The months-long effort of gedolei Yisroel led by Maran
HaRav Eliashiv shlita bore fruit last week as an
agreement was signed between the Vaadat Rabbonim LeInyonei
Tikshoret and the MIRS company to supply special cell phones
for the chareidi community. The new phones actually have a
kashrus emblem engraved on their front that indicates that
they are certified.
Befitting an issue that touches the entire community, the
Committee included rabbonim representing every major part.
Without fanfare, the entire community quietly joined the
struggle to protect ourselves from the encroaching tide of
filth.
Our demand was a simple consumer request: we want new phones
that just provide basic phone service. We want voice
communication and nothing more.
At first the cell phone companies claimed that they could not
do what the chareidi community wanted.

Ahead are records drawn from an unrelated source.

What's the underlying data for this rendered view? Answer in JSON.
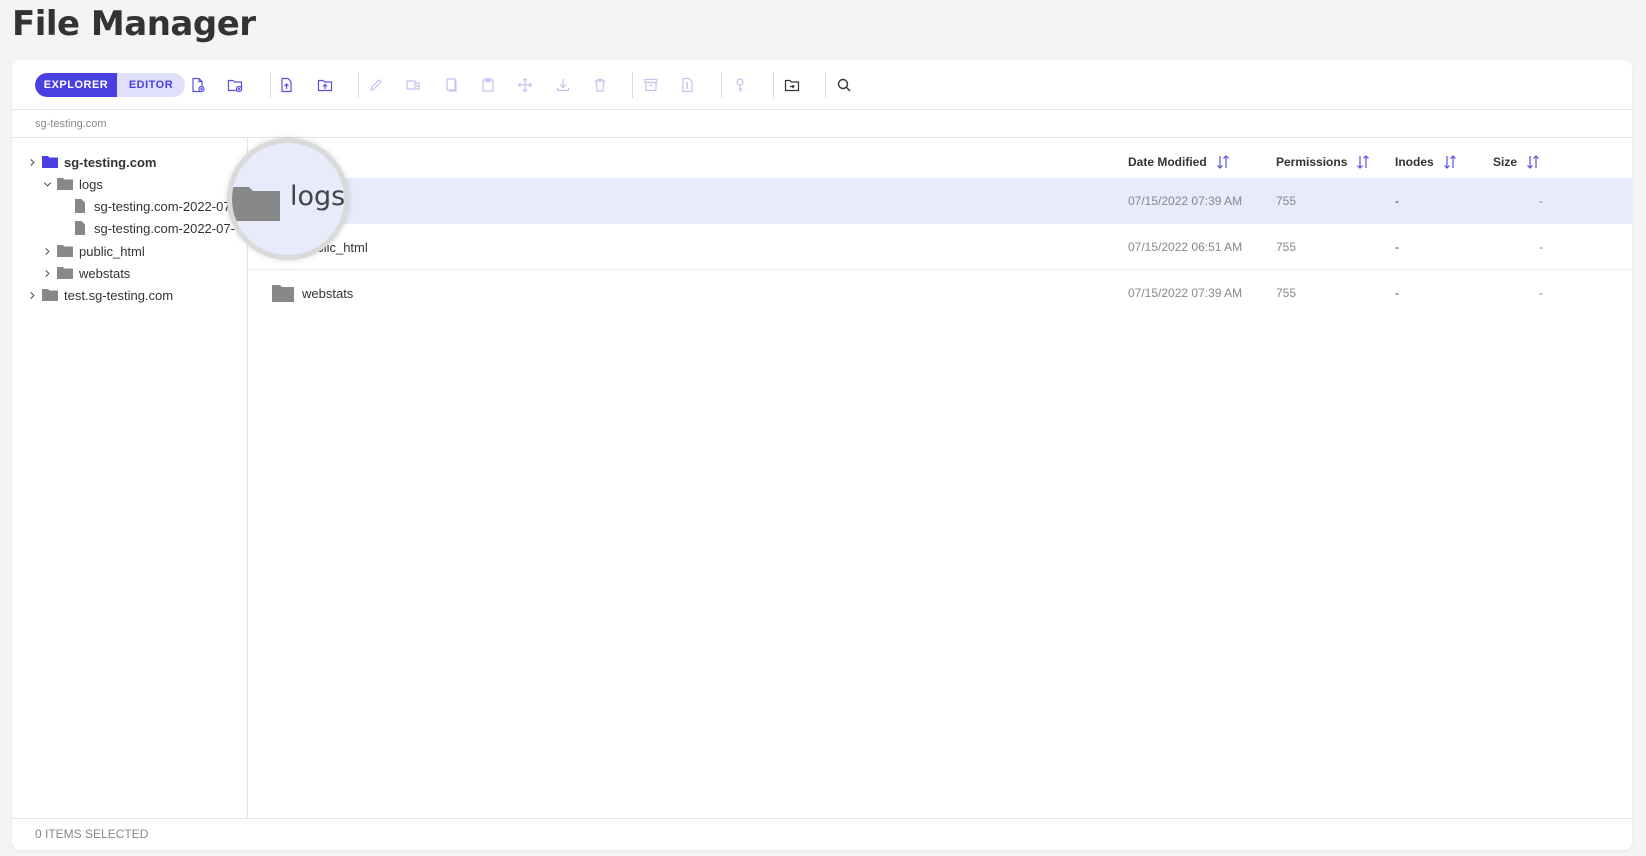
{
  "page": {
    "title": "File Manager"
  },
  "toolbar": {
    "explorer_label": "EXPLORER",
    "editor_label": "EDITOR",
    "accent_color": "#4a3fe0",
    "icons": [
      "new-file-icon",
      "new-folder-icon",
      "upload-file-icon",
      "upload-folder-icon",
      "rename-icon",
      "duplicate-icon",
      "copy-icon",
      "paste-icon",
      "move-icon",
      "download-icon",
      "delete-icon",
      "archive-icon",
      "extract-icon",
      "permissions-icon",
      "go-to-folder-icon",
      "search-icon"
    ]
  },
  "breadcrumb": {
    "path": "sg-testing.com"
  },
  "tree": {
    "items": [
      {
        "label": "sg-testing.com",
        "icon": "folder-icon",
        "expanded": false,
        "active": true
      },
      {
        "label": "logs",
        "icon": "folder-icon",
        "expanded": true
      },
      {
        "label": "sg-testing.com-2022-07-",
        "icon": "file-icon"
      },
      {
        "label": "sg-testing.com-2022-07-",
        "icon": "file-icon"
      },
      {
        "label": "public_html",
        "icon": "folder-icon",
        "expanded": false
      },
      {
        "label": "webstats",
        "icon": "folder-icon",
        "expanded": false
      },
      {
        "label": "test.sg-testing.com",
        "icon": "folder-icon",
        "expanded": false
      }
    ]
  },
  "list": {
    "columns": {
      "date_modified": "Date Modified",
      "permissions": "Permissions",
      "inodes": "Inodes",
      "size": "Size"
    },
    "rows": [
      {
        "name": "logs",
        "date": "07/15/2022 07:39 AM",
        "permissions": "755",
        "inodes": "-",
        "size": "-",
        "selected": true
      },
      {
        "name": "public_html",
        "visible_name": "html",
        "date": "07/15/2022 06:51 AM",
        "permissions": "755",
        "inodes": "-",
        "size": "-"
      },
      {
        "name": "webstats",
        "date": "07/15/2022 07:39 AM",
        "permissions": "755",
        "inodes": "-",
        "size": "-"
      }
    ]
  },
  "footer": {
    "status": "0 ITEMS SELECTED"
  },
  "magnifier": {
    "label": "logs"
  }
}
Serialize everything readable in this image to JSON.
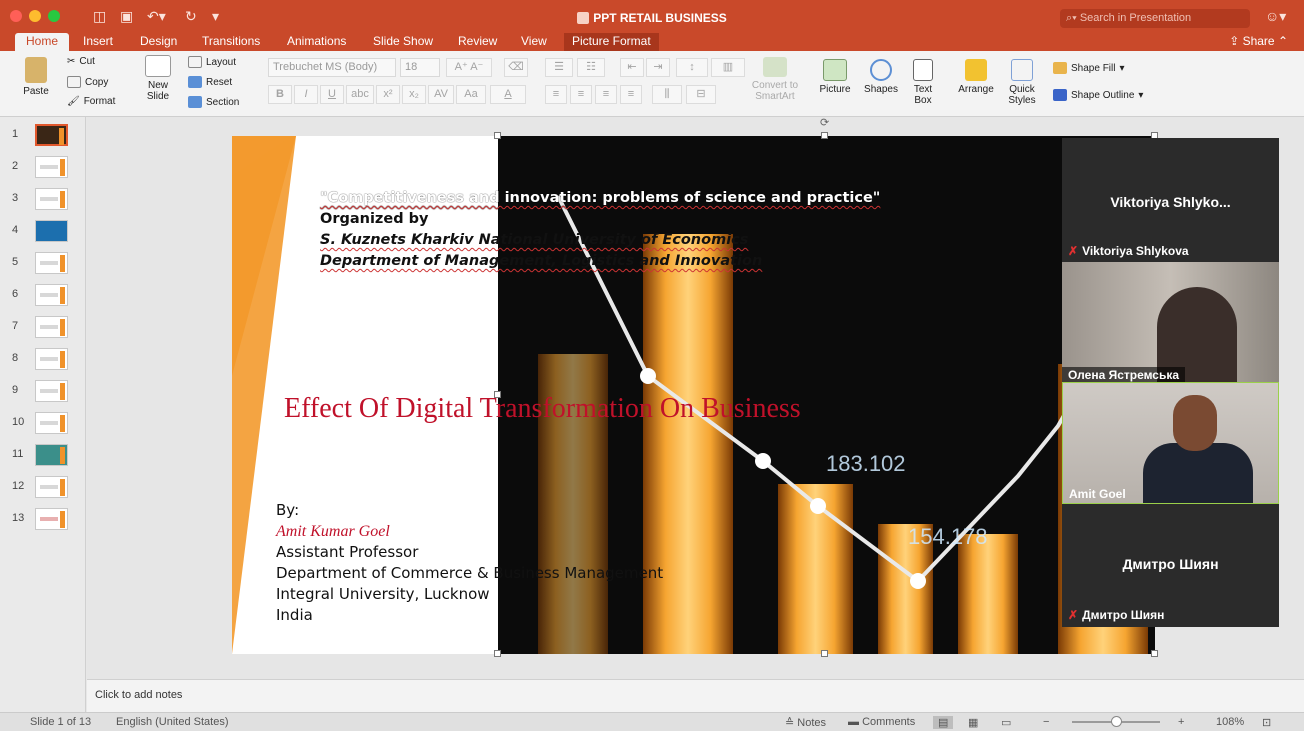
{
  "window": {
    "title": "PPT RETAIL BUSINESS",
    "search_placeholder": "Search in Presentation",
    "share_label": "Share"
  },
  "tabs": [
    "Home",
    "Insert",
    "Design",
    "Transitions",
    "Animations",
    "Slide Show",
    "Review",
    "View",
    "Picture Format"
  ],
  "ribbon": {
    "paste": "Paste",
    "cut": "Cut",
    "copy": "Copy",
    "format": "Format",
    "new_slide_1": "New",
    "new_slide_2": "Slide",
    "layout": "Layout",
    "reset": "Reset",
    "section": "Section",
    "font_name": "Trebuchet MS (Body)",
    "font_size": "18",
    "convert_1": "Convert to",
    "convert_2": "SmartArt",
    "picture": "Picture",
    "shapes": "Shapes",
    "textbox_1": "Text",
    "textbox_2": "Box",
    "arrange": "Arrange",
    "quick_1": "Quick",
    "quick_2": "Styles",
    "shape_fill": "Shape Fill",
    "shape_outline": "Shape Outline"
  },
  "thumbnails": [
    "1",
    "2",
    "3",
    "4",
    "5",
    "6",
    "7",
    "8",
    "9",
    "10",
    "11",
    "12",
    "13"
  ],
  "slide": {
    "conf_title": "\"Competitiveness and innovation: problems of science and practice\"",
    "organized_by": "Organized by",
    "university": "S. Kuznets Kharkiv National University of Economics",
    "department": "Department of Management, Logistics and Innovation",
    "main_title": "Effect Of Digital Transformation On Business",
    "by": "By:",
    "author": "Amit Kumar Goel",
    "role": "Assistant Professor",
    "dept2": "Department of Commerce & Business Management",
    "org": "Integral University, Lucknow",
    "country": "India",
    "chart_values": [
      "183.102",
      "154.178"
    ]
  },
  "notes_placeholder": "Click to add notes",
  "status": {
    "slide_info": "Slide 1 of 13",
    "language": "English (United States)",
    "notes": "Notes",
    "comments": "Comments",
    "zoom": "108%"
  },
  "participants": [
    {
      "title": "Viktoriya  Shlyko...",
      "label": "Viktoriya Shlykova",
      "muted": true
    },
    {
      "label": "Олена Ястремська",
      "muted": false
    },
    {
      "label": "Amit Goel",
      "muted": false
    },
    {
      "title": "Дмитро Шиян",
      "label": "Дмитро Шиян",
      "muted": true
    }
  ]
}
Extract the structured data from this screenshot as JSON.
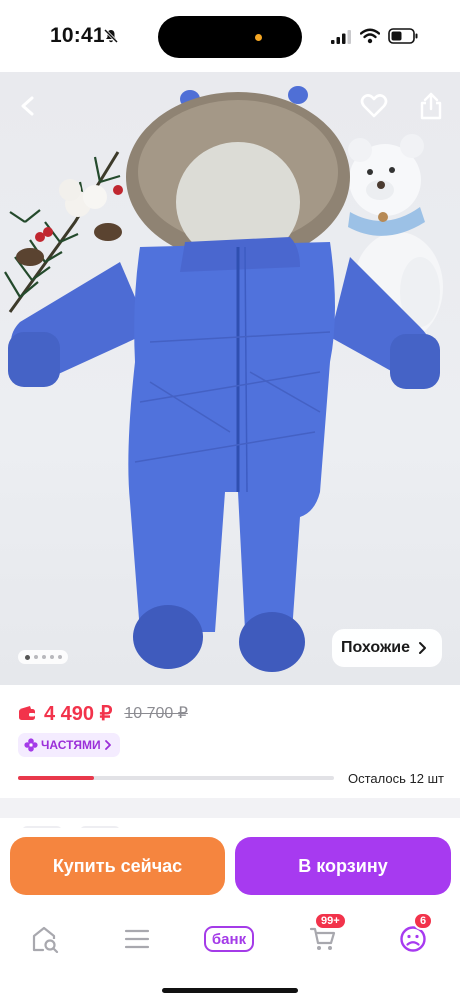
{
  "status_bar": {
    "time": "10:41"
  },
  "hero": {
    "image_alt": "Синий зимний детский комбинезон с меховым капюшоном",
    "slides_total": 5,
    "slide_active": 1,
    "similar_label": "Похожие"
  },
  "product": {
    "price": "4 490 ₽",
    "old_price": "10 700 ₽",
    "installments_label": "ЧАСТЯМИ",
    "stock_text": "Осталось 12 шт",
    "stock_fraction": 0.24
  },
  "actions": {
    "buy_now": "Купить сейчас",
    "add_to_cart": "В корзину"
  },
  "tabbar": {
    "bank_label": "банк",
    "cart_badge": "99+",
    "profile_badge": "6"
  },
  "colors": {
    "price": "#f2334b",
    "buy": "#f5853f",
    "cart": "#a73af0",
    "accent": "#a43be8",
    "suit": "#4f6fd6"
  },
  "icons": {
    "back": "chevron-left-icon",
    "favorite": "heart-icon",
    "share": "share-icon",
    "wallet": "wallet-icon",
    "parts": "flower-icon",
    "home": "home-search-icon",
    "catalog": "menu-icon",
    "cart": "cart-icon",
    "profile": "profile-icon"
  }
}
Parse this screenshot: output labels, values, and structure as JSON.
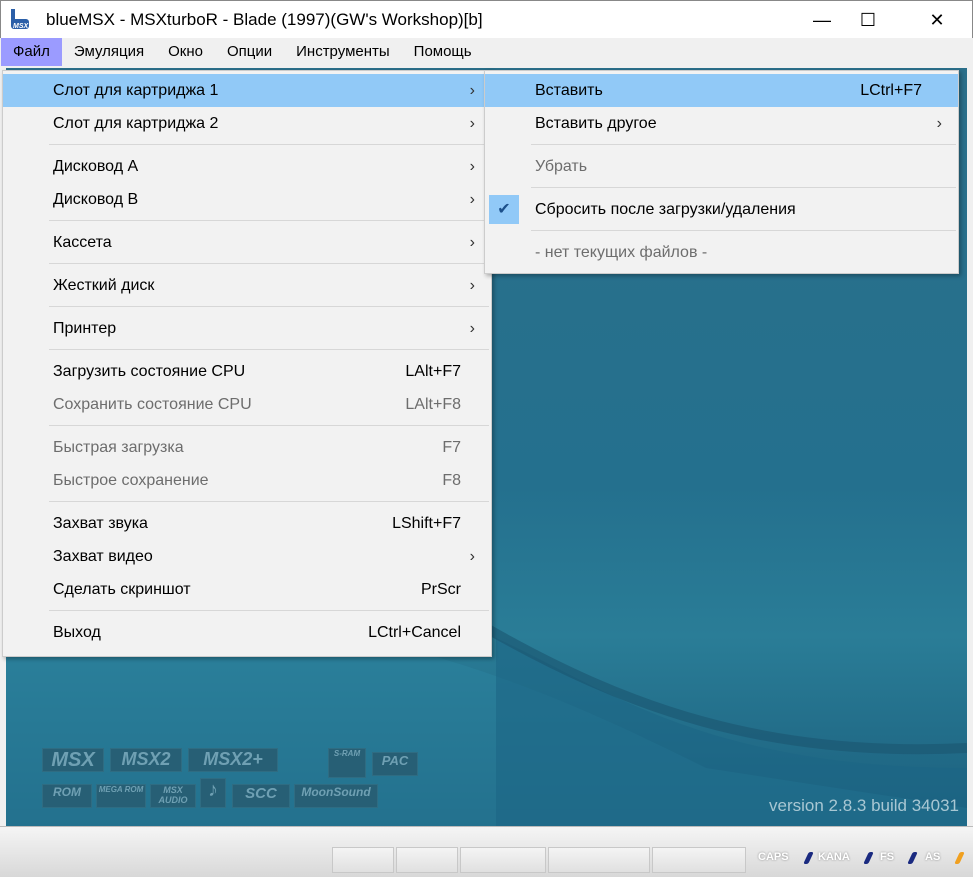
{
  "window": {
    "title": "blueMSX - MSXturboR - Blade (1997)(GW's Workshop)[b]",
    "minimize": "—",
    "maximize": "☐",
    "close": "✕"
  },
  "menubar": [
    "Файл",
    "Эмуляция",
    "Окно",
    "Опции",
    "Инструменты",
    "Помощь"
  ],
  "file_menu": {
    "cart1": "Слот для картриджа 1",
    "cart2": "Слот для картриджа 2",
    "diskA": "Дисковод A",
    "diskB": "Дисковод B",
    "cassette": "Кассета",
    "harddisk": "Жесткий диск",
    "printer": "Принтер",
    "load_state": "Загрузить состояние CPU",
    "load_state_sc": "LAlt+F7",
    "save_state": "Сохранить состояние CPU",
    "save_state_sc": "LAlt+F8",
    "quick_load": "Быстрая загрузка",
    "quick_load_sc": "F7",
    "quick_save": "Быстрое сохранение",
    "quick_save_sc": "F8",
    "audio_cap": "Захват звука",
    "audio_cap_sc": "LShift+F7",
    "video_cap": "Захват видео",
    "screenshot": "Сделать скриншот",
    "screenshot_sc": "PrScr",
    "exit": "Выход",
    "exit_sc": "LCtrl+Cancel",
    "arrow": "›"
  },
  "cart_submenu": {
    "insert": "Вставить",
    "insert_sc": "LCtrl+F7",
    "insert_other": "Вставить другое",
    "remove": "Убрать",
    "reset": "Сбросить после загрузки/удаления",
    "reset_checked": true,
    "check": "✔",
    "no_files": "- нет текущих файлов -"
  },
  "screen": {
    "version": "version 2.8.3 build 34031",
    "logos": [
      "MSX",
      "MSX2",
      "MSX2+",
      "S-RAM",
      "PAC",
      "ROM",
      "MEGA ROM",
      "MSX AUDIO",
      "♪",
      "SCC",
      "MoonSound"
    ]
  },
  "status": {
    "indicators": [
      "CAPS",
      "KANA",
      "FS",
      "AS"
    ]
  }
}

In retrospect it is
clear that they simply did not want to do it. Now that MIRS
is doing it, others seem to have also discovered the secret.
More likely, it was not a technological breakthrough, but
just that they did not want to forgo the revenues that they
anticipated from selling "content services" in addition to
the basic telephone service. After all, the new revenue from
"content services" is the pot of gold that the cell phone
companies had been promising their investors for some time:
they plan to enter a new stage of growth once they can
provide a new level of service.
This time, boruch Hashem, the chareidi community got
organized and took a stand right at the beginning, before the
new generation of cell phones became an established fact. As
soon as the new "content" began to be distributed, it was
obvious that whatever was not utterly destructive was just
merely bad. It may be that the market will not reward the new
advances in phone technology and they will not last in any
case, but we did not want to participate in the
experiment.
It is clear that success was achieved because the entire
community stood together and refused to allow any marketing
until an acceptable arrangement was made. No small part of
this united stand is the fact that Yated and all of
the other publications directed at the chareidi community
accepted no advertising from any of the cellular operators
for months while a solution was sought. This was a sacrifice
but there were no significant breeches and no real
complaining, since it was a struggle whose importance was
easily understood.
It is also clear that the success is a reflection of the
consumer power of the chareidi community. Although it was not
conducted with the formal tools of the marketplace like a
consumer boycott, it was crucial that access to the chareidi
market was possible only through the Rabbinical Committee.
Without a lot of fuss, the community made it clear that the
Committee must be satisfied before anyone would buy.
There is no way that the issue can be cast as having to do
with progress, technological or otherwise. There is nothing
essentially new in the phones. The new generation is just a
matter of building them with capabilities that already exist
in other instruments, and the motivation is not a consumer
need that anyone has identified, but rather a business need
for higher profits. Nowadays, the easiest path to profits is
through providing soul-destroying content.
All too often, the modern world is proving to be chachomim
lehora — smart people who use their talents
destructively. It is up to us to defend ourselves and to take
only what is truly beneficial — until the day comes
when the whole world is filled with knowledge of Hashem.